Jeremiah inquires of the LORD, and the LORD replies. “I know you’re scared. You’re afraid the Babylonians will come down on you for Ishmael’s rebellion. They won’t. Stay right where you are. Pick up where Gedaliah left off. Protect the people and care for the land. You are in the middle of a 70-year exile that began with the first invasion. Hang in there. I’m putting all things in order. Don’t go to Egypt. If you do, you will die there of plague, famine, and sword.”

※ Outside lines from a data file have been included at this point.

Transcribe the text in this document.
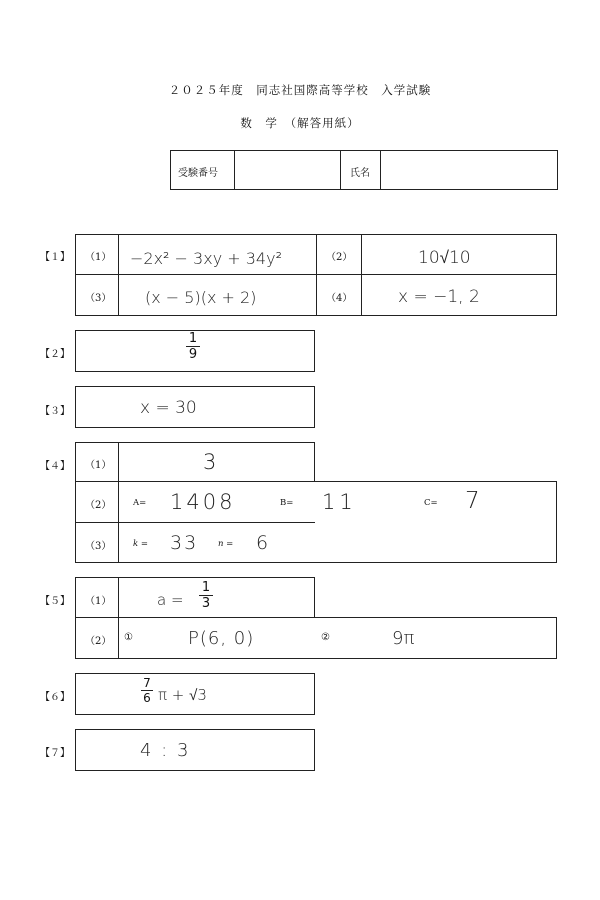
２０２５年度　同志社国際高等学校　入学試験
数　学　（解答用紙）
受験番号	氏名
【１】 （1） −2x² − 3xy + 34y²	（2）	10√10
（3） (x − 5)(x + 2)	（4）	x = −1, 2
【２】
1
9
【３】	x = 30
【４】 （1）	3
（2）	A= 1408	B= 11	C= 7
（3）	k = 33 n = 6
【５】 （1）	a =
1
3
（2） ①	P(6, 0)	②	9π
【６】
7
6 π + √3
【７】	4 : 3
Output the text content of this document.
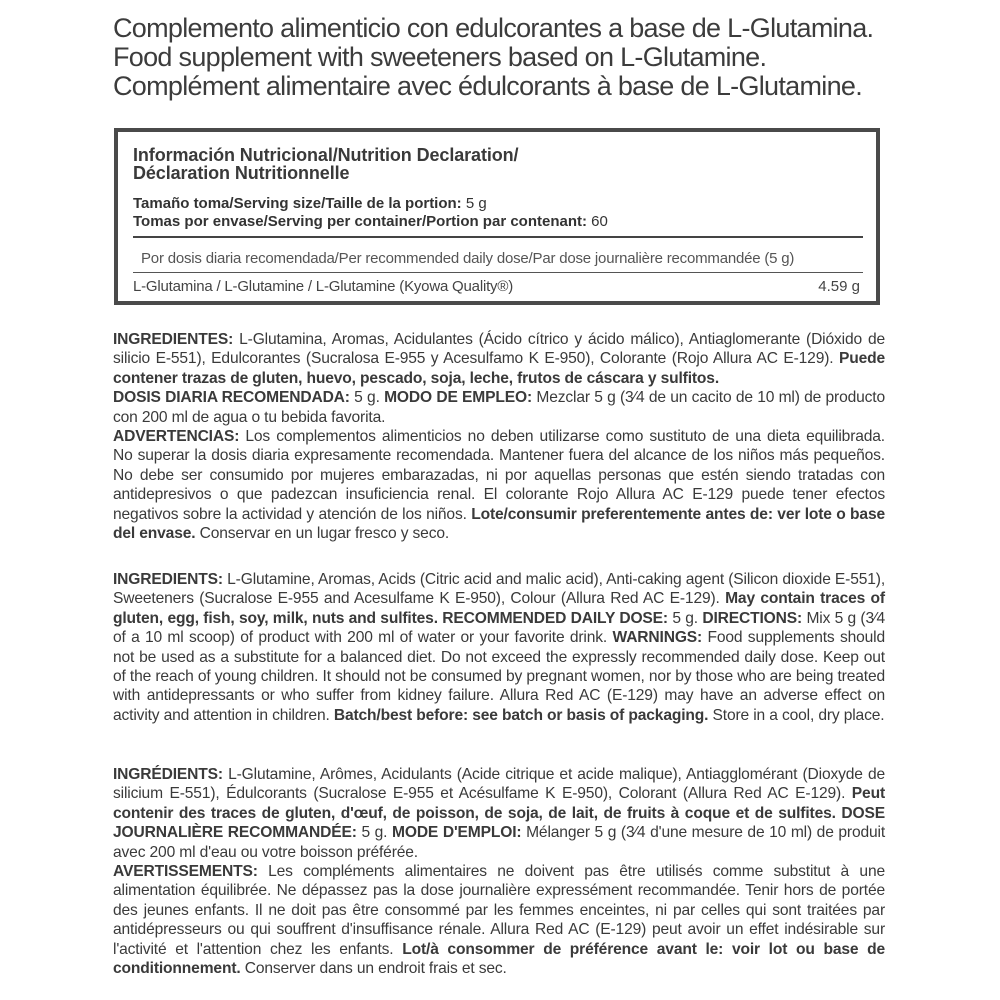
Complemento alimenticio con edulcorantes a base de L-Glutamina.

Food supplement with sweeteners based on L-Glutamine.

Complément alimentaire avec édulcorants à base de L-Glutamine.

Información Nutricional/Nutrition Declaration/
Déclaration Nutritionnelle
Tamaño toma/Serving size/Taille de la portion: 5 g
Tomas por envase/Serving per container/Portion par contenant: 60
Por dosis diaria recomendada/Per recommended daily dose/Par dose journalière recommandée (5 g)
L-Glutamina / L-Glutamine / L-Glutamine (Kyowa Quality®)	4.59 g

INGREDIENTES: L-Glutamina, Aromas, Acidulantes (Ácido cítrico y ácido málico), Antiaglomerante (Dióxido de silicio E-551), Edulcorantes (Sucralosa E-955 y Acesulfamo K E-950), Colorante (Rojo Allura AC E-129). Puede contener trazas de gluten, huevo, pescado, soja, leche, frutos de cáscara y sulfitos.

DOSIS DIARIA RECOMENDADA: 5 g. MODO DE EMPLEO: Mezclar 5 g (3⁄4 de un cacito de 10 ml) de producto con 200 ml de agua o tu bebida favorita.

ADVERTENCIAS: Los complementos alimenticios no deben utilizarse como sustituto de una dieta equilibrada. No superar la dosis diaria expresamente recomendada. Mantener fuera del alcance de los niños más pequeños. No debe ser consumido por mujeres embarazadas, ni por aquellas personas que estén siendo tratadas con antidepresivos o que padezcan insuficiencia renal. El colorante Rojo Allura AC E-129 puede tener efectos negativos sobre la actividad y atención de los niños. Lote/consumir preferentemente antes de: ver lote o base del envase. Conservar en un lugar fresco y seco.

INGREDIENTS: L-Glutamine, Aromas, Acids (Citric acid and malic acid), Anti-caking agent (Silicon dioxide E-551), Sweeteners (Sucralose E-955 and Acesulfame K E-950), Colour (Allura Red AC E-129). May contain traces of gluten, egg, fish, soy, milk, nuts and sulfites. RECOMMENDED DAILY DOSE: 5 g. DIRECTIONS: Mix 5 g (3⁄4 of a 10 ml scoop) of product with 200 ml of water or your favorite drink. WARNINGS: Food supplements should not be used as a substitute for a balanced diet. Do not exceed the expressly recommended daily dose. Keep out of the reach of young children. It should not be consumed by pregnant women, nor by those who are being treated with antidepressants or who suffer from kidney failure. Allura Red AC (E-129) may have an adverse effect on activity and attention in children. Batch/best before: see batch or basis of packaging. Store in a cool, dry place.

INGRÉDIENTS: L-Glutamine, Arômes, Acidulants (Acide citrique et acide malique), Antiagglomérant (Dioxyde de silicium E-551), Édulcorants (Sucralose E-955 et Acésulfame K E-950), Colorant (Allura Red AC E-129). Peut contenir des traces de gluten, d'œuf, de poisson, de soja, de lait, de fruits à coque et de sulfites. DOSE JOURNALIÈRE RECOMMANDÉE: 5 g. MODE D'EMPLOI: Mélanger 5 g (3⁄4 d'une mesure de 10 ml) de produit avec 200 ml d'eau ou votre boisson préférée.

AVERTISSEMENTS: Les compléments alimentaires ne doivent pas être utilisés comme substitut à une alimentation équilibrée. Ne dépassez pas la dose journalière expressément recommandée. Tenir hors de portée des jeunes enfants. Il ne doit pas être consommé par les femmes enceintes, ni par celles qui sont traitées par antidépresseurs ou qui souffrent d'insuffisance rénale. Allura Red AC (E-129) peut avoir un effet indésirable sur l'activité et l'attention chez les enfants. Lot/à consommer de préférence avant le: voir lot ou base de conditionnement. Conserver dans un endroit frais et sec.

Jeremiah delivers the message, but instead of Johanan lifting his hands in praise for God’s assurances, he says to Jeremiah, “You lie like a rug! God didn’t tell you that! You and that assistant of yours have made this up. We’re going to Egypt. And you’re coming with us just in case we need to inquire of the LORD again.”
It is amazing, although we shouldn’t be amazed, how people want to hear a word from the LORD but only so long as that word agrees with what they’ve already determined in their hearts to do. Johanan was one of those sorta godly men who can really talk the talk but only walk where their desires lead. Egypt was at war with Babylon and so Egypt was the wise man’s refuge. Little did he know, or I should say, he knew what the prophet said but didn’t believe him, that Nebuchadnezzar was soon to set his throne up in the heart of Egypt and bring that dynasty to an end.
Johanan looked like such a good and wise man when he was warning Gedaliah of Ishmael’s duplicity. But his refusal to listen to the word of God through the prophet revealed him to be a religious opportunist. He was in it for himself. He was measured in God’s scales and found wanting.
Let me summarize and get out. God sent Babylon to punish Judah for worshipping the gods of their neighbors. To the one to whom much is given, much is required. God has given revelations of himself and his will to all nations, and by the standards of those general revelations they will be judged. But to Israel and Judah, and to us, he his given us special revelation of himself and his will through the scripture and through his Son, and by those standards we will be judged. He will, not may, but will, punish America and the American church for our rejection of his word and will. I can’t say when or how, but I can say will.
In the story of Johanan we see a man who looked good but inwardly was as corrupt and wicked as those whose rule brought about the destruction of their city. The history of the Church is strewn with the wrecked lives of seemingly godly men who inwardly were just dead men’s bones. Don’t let that discourage or dismay you. God said that’s how it is and how it will be until The Return of the King.
And the story of Jeremiah is the call to be faithful in every circumstance, regardless the pressure to compromise or say what the people want to hear. Be faithful until death and the crown of life awaits!